L’influence des États-Unis sur l’Asie, comme sur le reste du monde, est incontestable. Par leurs actions après la Seconde Guerre mondiale, les États-Unis ont pris un rôle de leader démocratique, de gré ou de force, agissant au nom du bien commun tout en protégeant ses intérêts particuliers avec une force parfois démesurée. L’influence américaine a su s’harmoniser aux différentes périodes de l’histoire, mobilisant le hard power en temps de guerre, et le soft power en temps de paix. Grâce à de nombreuses ententes dans la région, les États-Unis se sont imposés sur tous les tableaux pendant plusieurs décennies. Cette puissance n’a toutefois pas été atteinte sans son lot de controverses : entre les guerres et les retournements de gouvernement, les États-Unis se sont assurés d’établir des institutions défendant leurs intérêts sans toujours avoir une vision très philanthropique.

L’arrivée à la tête des États-Unis d’une administration brisant les normes et les politiques établies en Asie est venue y chambouler l’ordre et le statu quo établis. Même si l’influence américaine reste pour l’instant la plus forte en Asie, cela pourrait rapidement changer. La Chine a entamé depuis plusieurs décennies une expansion de son influence régionale, devançant déjà les États-Unis sur le plan économique et diplomatique.

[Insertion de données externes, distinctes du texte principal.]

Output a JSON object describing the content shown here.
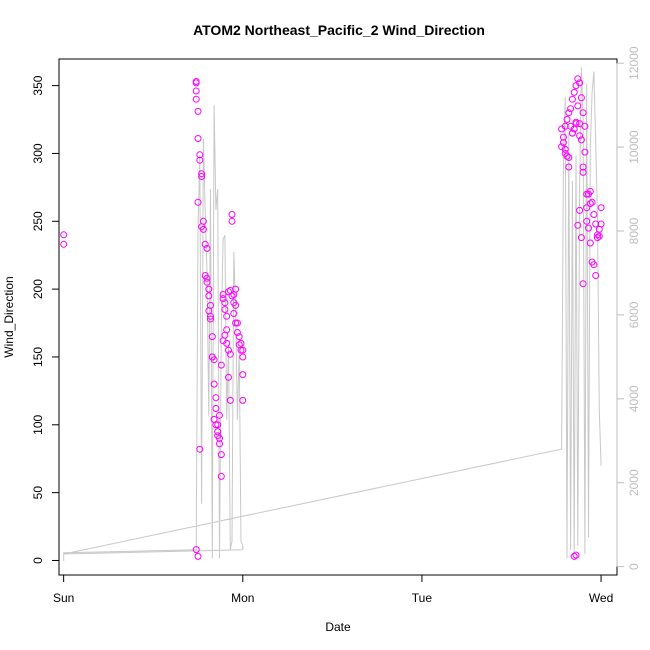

Il reste que les États-Unis possèdent toujours une influence notable sur le plan culturel et grâce à leurs réseaux de défense. Cependant, l’abandon du PTP a porté un coup dur à la crédibilité de l’Amérique en Asie, qui demande plus de partenariats économiques et d’aide au développement. De son côté, la Chine a saisi la balle au bond en lançant son projet pharaonique des nouvelles routes de la soie. Si les États-Unis respectaient leur promesse de quitter les alliances militaires en Asie, le balancier pourrait arrêter de pencher en leur faveur.

Même avec un retrait total des États-Unis dans la région, ce qui est peu probable, l’influence américaine ne disparaîtra pas rapidement. Sa contribution aux institutions internationales et à la mondialisation est un héritage qui est trop bien ancré dans le monde tel que nous le connaissons pour s’évanouir du jour au lendemain. Ainsi, l’influence des États-Unis perdurera probablement jusqu’à la prochaine transformation du monde international, avec ou sans leur volonté.